The statement came after a more than two-hour long meeting between Odisha CM Naveen Patnaik and Chhattisgarh CM Raman Singh, convened by the Water Resources Ministry here.
Odisha is objecting to the construction of six barrages on Mahanadi river in Chhattisgarh, upstream of the Hirakud dam, which, it claims, would have “disastrous consequences on the livelihoods of millions of farmers, fishermen”. Odisha says these barrages would “drastically affect the fragile ecosystem of Mahanadi”. It also says it should have been consulted by Chhattisgarh in this matter.
But Chhattisgarh says Odisha is blowing the issue out of proportion. It says the new barrages would hold just 274 million cubic metres (MCM) of water out of the more than 40,000 MCM that annually flows into the river. On Saturday, Chhattisgarh said there would be enough water in the Mahanadi to fill up Odisha’s Hirakud Dam “five to seven times over” even after the construction of the new barrages.
With their tussle threatening to go the way of the Cauvery water dispute between Karnataka and Tamil Nadu, the Centre had convened a meeting of the two states.
Water Resources Minister Uma Bharti said the Centre would ensure that no injustice is done to Odisha.
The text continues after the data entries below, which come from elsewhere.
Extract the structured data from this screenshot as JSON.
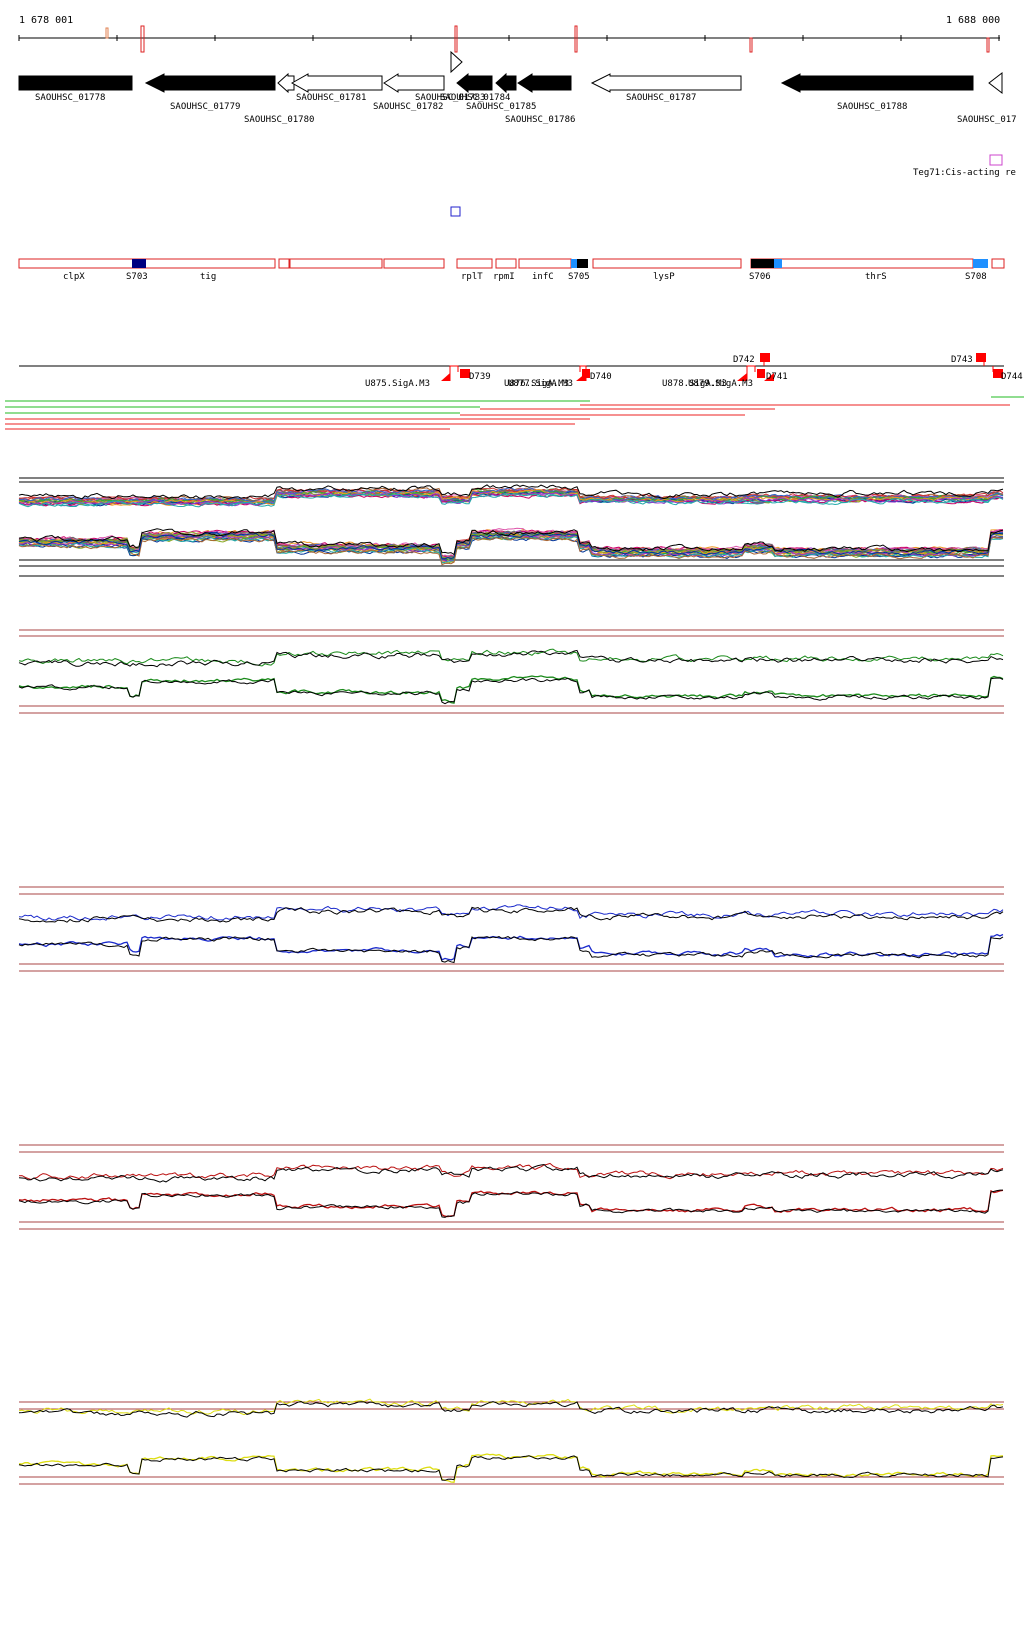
{
  "ruler": {
    "start_label": "1 678 001",
    "end_label": "1 688 000"
  },
  "genes": [
    {
      "label": "SAOUHSC_01778",
      "filled": true,
      "dir": "right"
    },
    {
      "label": "SAOUHSC_01779",
      "filled": true,
      "dir": "left"
    },
    {
      "label": "SAOUHSC_01780",
      "filled": false,
      "dir": "left"
    },
    {
      "label": "SAOUHSC_01781",
      "filled": false,
      "dir": "left"
    },
    {
      "label": "SAOUHSC_01782",
      "filled": false,
      "dir": "left"
    },
    {
      "label": "SAOUHSC_01783",
      "filled": false,
      "dir": "right"
    },
    {
      "label": "SAOUHSC_01784",
      "filled": true,
      "dir": "left"
    },
    {
      "label": "SAOUHSC_01785",
      "filled": true,
      "dir": "left"
    },
    {
      "label": "SAOUHSC_01786",
      "filled": true,
      "dir": "left"
    },
    {
      "label": "SAOUHSC_01787",
      "filled": false,
      "dir": "left"
    },
    {
      "label": "SAOUHSC_01788",
      "filled": true,
      "dir": "left"
    },
    {
      "label": "SAOUHSC_017",
      "filled": false,
      "dir": "left"
    }
  ],
  "cis_element": {
    "label": "Teg71:Cis-acting re",
    "color": "#cc44cc"
  },
  "operons": [
    {
      "label": "clpX"
    },
    {
      "label": "S703"
    },
    {
      "label": "tig"
    },
    {
      "label": "rplT"
    },
    {
      "label": "rpmI"
    },
    {
      "label": "infC"
    },
    {
      "label": "S705"
    },
    {
      "label": "lysP"
    },
    {
      "label": "S706"
    },
    {
      "label": "thrS"
    },
    {
      "label": "S708"
    }
  ],
  "promoters": [
    {
      "label": "D739"
    },
    {
      "label": "D740"
    },
    {
      "label": "D741"
    },
    {
      "label": "D742"
    },
    {
      "label": "D743"
    },
    {
      "label": "D744"
    },
    {
      "label": "U875.SigA.M3"
    },
    {
      "label": "U876.SigA.M3"
    },
    {
      "label": "U877.SigA.M3"
    },
    {
      "label": "U878.SigA.M3"
    },
    {
      "label": "U879.SigA.M3"
    }
  ],
  "colors": {
    "gene_fill": "#000000",
    "operon_border": "#dd2222",
    "sigma_navy": "#000080",
    "sigma_blue": "#1e90ff",
    "promoter": "#ff0000",
    "green_seg": "#22bb22",
    "red_seg": "#ee2222",
    "track_green": "#1a8a1a",
    "track_blue": "#1a2acc",
    "track_red": "#bb1111",
    "track_yellow": "#dddd11",
    "baseline": "#aa4444"
  },
  "tracks": [
    {
      "name": "all-conditions-track",
      "color": "#multi"
    },
    {
      "name": "green-condition-track",
      "color": "#1a8a1a"
    },
    {
      "name": "blue-condition-track",
      "color": "#1a2acc"
    },
    {
      "name": "red-condition-track",
      "color": "#bb1111"
    },
    {
      "name": "yellow-condition-track",
      "color": "#dddd11"
    }
  ]
}
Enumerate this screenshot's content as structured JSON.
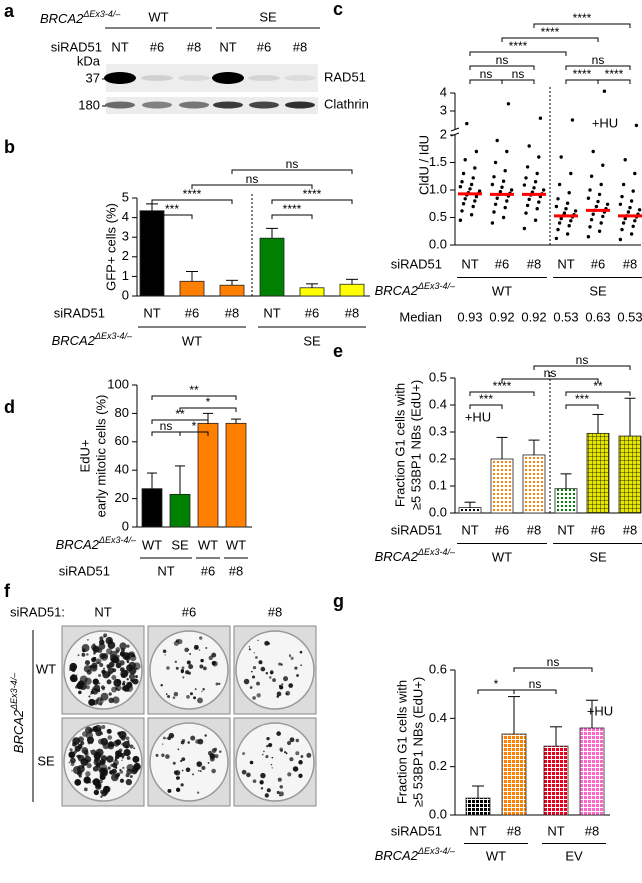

She asked Chhattisgarh government to stop construction work on all the six barrages for a week, during which a team of experts would visit the states to check on Odisha’s claim that these projects have been initiated without required legal permissions.
Chhattisgarh has agreed for the inspection, but Odisha protested saying that work needed to be stopped till the entire issues was “revisited” and not just for a week. Chhattisgarh argued that more than 90 per cent works had been completed on all the six projects, and Odisha never objected to them earlier. The Centre has directed the Central Water Commission to install new gauges at the border of the two states to measure the flow in the river as it enters Odisha.